OKEx is in a similar situation. To evade mainland China’s regulations, Star Xu tried to divide his company into separate entities — OKEx based in Malta, and OKCoin in Beijing.
However, a judge in the Hangzhou court issued a verdict finding that OKEx, based in Malta,is only an overseas registered website derived from www.okcoin.cn — meaning, that OKEx and OKCoin are related.
OKCoin now bills itself as a “blockchain explorer” company that tracks cryptocurrency prices and provides other cryptocurrency-related information, such as total value locked in decentralized finance (DeFi).
The scandal of OKEx brings up another concern: custody. If Xu is one of the private key holders of OKEx’s wallets, he is, ipso facto, the custodian of all of the digital assets. This presents a plethora of issues: exposure to local securities laws, and the fear that there could be a QuadrigaCX-like scenario where, if the keyholder dies or vanishes, retail investors are wiped out.
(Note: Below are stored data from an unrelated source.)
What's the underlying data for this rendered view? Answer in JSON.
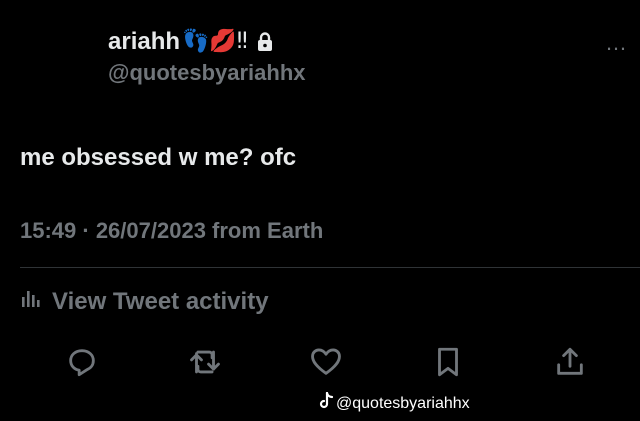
{
  "tweet": {
    "display_name": "ariahh",
    "name_emojis": "👣💋‼",
    "handle": "@quotesbyariahhx",
    "more_icon": "…",
    "text": "me obsessed w me? ofc",
    "meta": "15:49 · 26/07/2023 from Earth",
    "activity_label": "View Tweet activity"
  },
  "actions": {
    "reply": "reply-icon",
    "retweet": "retweet-icon",
    "like": "like-icon",
    "bookmark": "bookmark-icon",
    "share": "share-icon"
  },
  "watermark": {
    "logo": "tiktok-icon",
    "text": "@quotesbyariahhx"
  },
  "colors": {
    "background": "#000000",
    "primary_text": "#e7e9ea",
    "secondary_text": "#71767b",
    "divider": "#2f3336"
  }
}
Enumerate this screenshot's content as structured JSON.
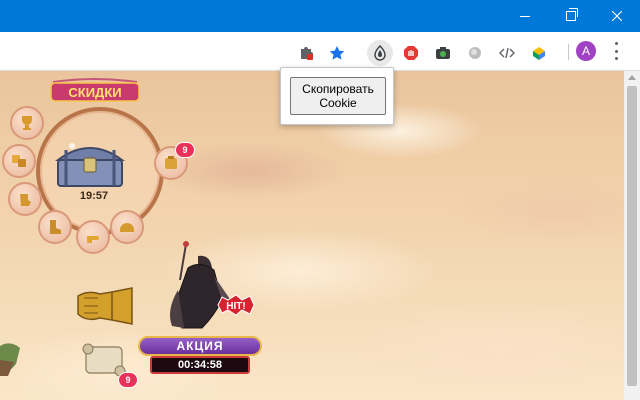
{
  "window": {
    "minimize_icon": "minimize-icon",
    "maximize_icon": "restore-icon",
    "close_icon": "close-icon"
  },
  "toolbar": {
    "extensions": [
      {
        "name": "puzzle-extension-icon",
        "color": "#5f6368"
      },
      {
        "name": "star-bookmark-icon",
        "color": "#1a73e8"
      },
      {
        "name": "cookie-extension-icon",
        "color": "#3c4043"
      },
      {
        "name": "adblock-hand-icon",
        "color": "#e53935"
      },
      {
        "name": "camera-extension-icon",
        "color": "#2e7d32"
      },
      {
        "name": "grey-circle-extension-icon",
        "color": "#9e9e9e"
      },
      {
        "name": "code-extension-icon",
        "color": "#5f6368"
      },
      {
        "name": "colorful-extension-icon",
        "color": "#0f9d58"
      }
    ],
    "avatar_letter": "A",
    "avatar_color": "#a142c4"
  },
  "popup": {
    "button_line1": "Скопировать",
    "button_line2": "Cookie"
  },
  "game": {
    "sale_title": "СКИДКИ",
    "chest_timer": "19:57",
    "ring_badge_count": "9",
    "hit_label": "HIT!",
    "promo_label": "АКЦИЯ",
    "promo_timer": "00:34:58",
    "scroll_badge_count": "9"
  }
}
There’s also the KYC (know-your-customer) question. Like many cryptocurrency exchanges, OKEx’s OTC platform lacked a sufficient KYC procedure — and authorities might have considered it a potential money-laundering disaster in the making.
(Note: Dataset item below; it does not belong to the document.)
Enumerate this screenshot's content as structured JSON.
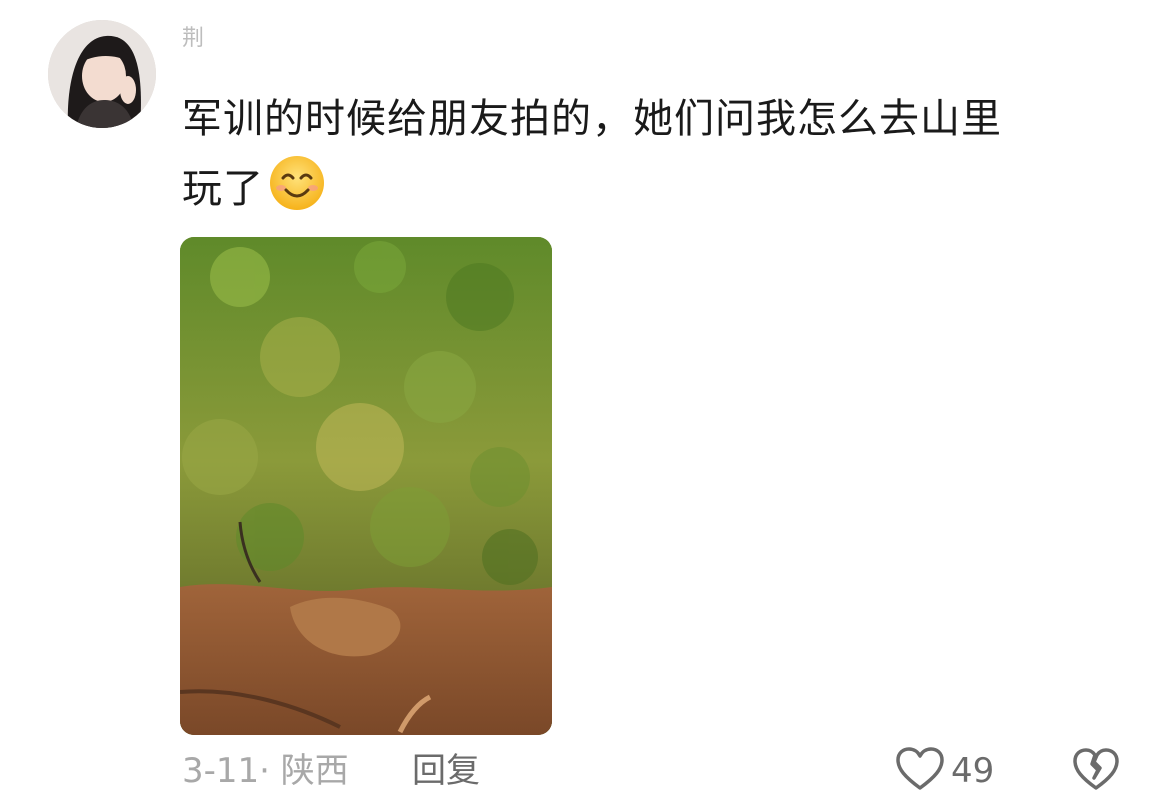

Further, the fact that all the trading occurred overseas means dispute resolution mechanisms available to traders in China would be limited.
The crackdown on Xu and OKEx coincided with some regulatory developments on China’s crypto front. On October 19, elite universities and internet giants drafted the Blockchain Information Service Security Specifications. Led by the Ministry of Industry and Information Technology, Chinese regulators were moving to tighten regulations over blockchain, cryptocurrency and related information services. Also, two days before the OKEx was forced into suspending service, a government draft of anti-money laundering regulations was also released. The proposed regulations would define China’s basic anti-money laundering technical security code, including standards for blockchain technical code, KYC/AML code, blockchain finance and blockchain asset types.
While China has officially adopted blockchain technology as a nationwide strategy, what is happening to OKEx suggests that supervision of cryptocurrency exchanges is tightening.
While it remains to be seen whether China’s crackdown on OKEx is the beginning of another industry-wide wipeout like that in 2017, after China banned ICOs and crypto companies shuttered across the country, other cryptocurrency exchanges in China should consider themselves warned, loud and clear.